Within seminars and in more traditional courses, the curriculum incorporates exercises that blend material from lectures, textbooks, and the student’s real world experiences. In this way, students take engineering concepts from the classroom into the communities within which they work; in other words, they put theory into practice, and bring practice into discussions of theory. The experiential learning seminar also provides complimentary training in soft skills such as teamwork, communication, and leadership. As an example, BME has partnered with Poppy Mcleod, associate professor in Cornell’s Department of Communication, to assess and develop students’ teamwork skills and to guide them in how to apply these skills to their real-world and class projects.

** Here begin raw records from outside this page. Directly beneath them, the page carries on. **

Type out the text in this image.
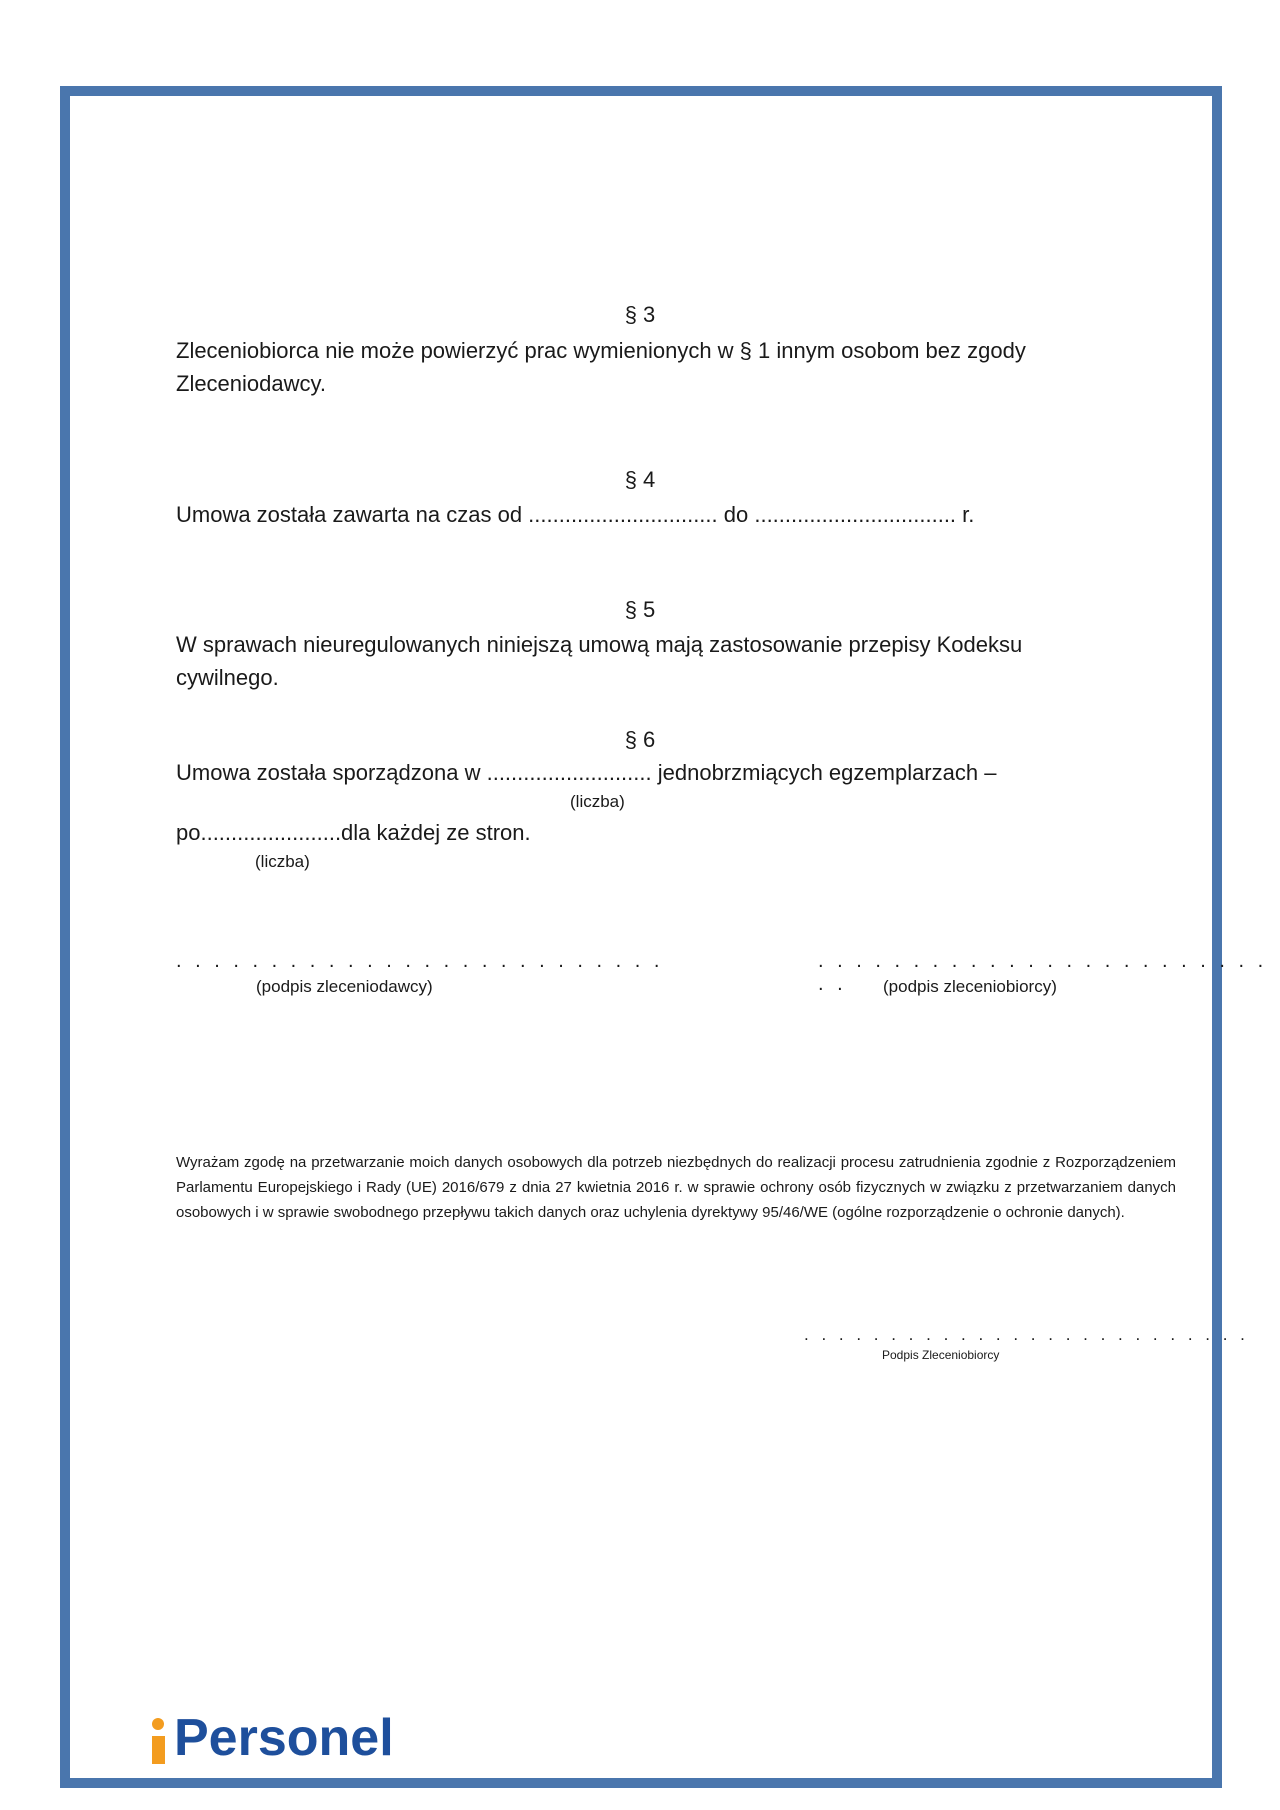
§ 3
Zleceniobiorca nie może powierzyć prac wymienionych w § 1 innym osobom bez zgody Zleceniodawcy.
§ 4
Umowa została zawarta na czas od ............................... do ................................. r.
§ 5
W sprawach nieuregulowanych niniejszą umową mają zastosowanie przepisy Kodeksu cywilnego.
§ 6
Umowa została sporządzona w ........................... jednobrzmiących egzemplarzach –
(liczba)
po.......................dla każdej ze stron.
(liczba)
. . . . . . . . . . . . . . . . . . . . . . . . . .
(podpis zleceniodawcy)
. . . . . . . . . . . . . . . . . . . . . . . . . .	(podpis zleceniobiorcy)
Wyrażam zgodę na przetwarzanie moich danych osobowych dla potrzeb niezbędnych do realizacji procesu zatrudnienia zgodnie z Rozporządzeniem Parlamentu Europejskiego i Rady (UE) 2016/679 z dnia 27 kwietnia 2016 r. w sprawie ochrony osób fizycznych w związku z przetwarzaniem danych osobowych i w sprawie swobodnego przepływu takich danych oraz uchylenia dyrektywy 95/46/WE (ogólne rozporządzenie o ochronie danych).
. . . . . . . . . . . . . . . . . . . . . . . . . .
Podpis Zleceniobiorcy
Personel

With the curriculum in place and a stream of incoming freshman interested in BME, the Meinig School’s future looks bright. “We expect healthy growth for the BME majors program in the next few years,” confirms Marjolein van der Meulen, the James M. and Marsha McCormick Director of Biomedical Engineering and Swanson Professor of Biomedical Engineering at the Meinig School. “This is due in part to a global need for qualified BME engineers in industries from healthcare and pharmaceuticals to medical devices and consulting, but also because of the strength of our program vision and our faculty.” Within this growth, the program is thrilled to see increasing diversity. In 2015, 75% percent of affiliating BME majors were women and 20% were underrepresented minorities. Compared to the national average for all undergraduate engineering students, which is 18% and 13% respectively (source: American Society for Engineering Education), these numbers demonstrate Cornell Engineering’s (and the Meinig School in particular) commitment to diversity in the STEM fields.
Van der Meulen expects the program to double enrollment year-to-year, with a graduating class of around 80 by the time the first BME majors graduate in 2018. With all this curricular muscle behind them, Meinig School graduates are ideally positioned for careers or further education in the engineering and life science industries.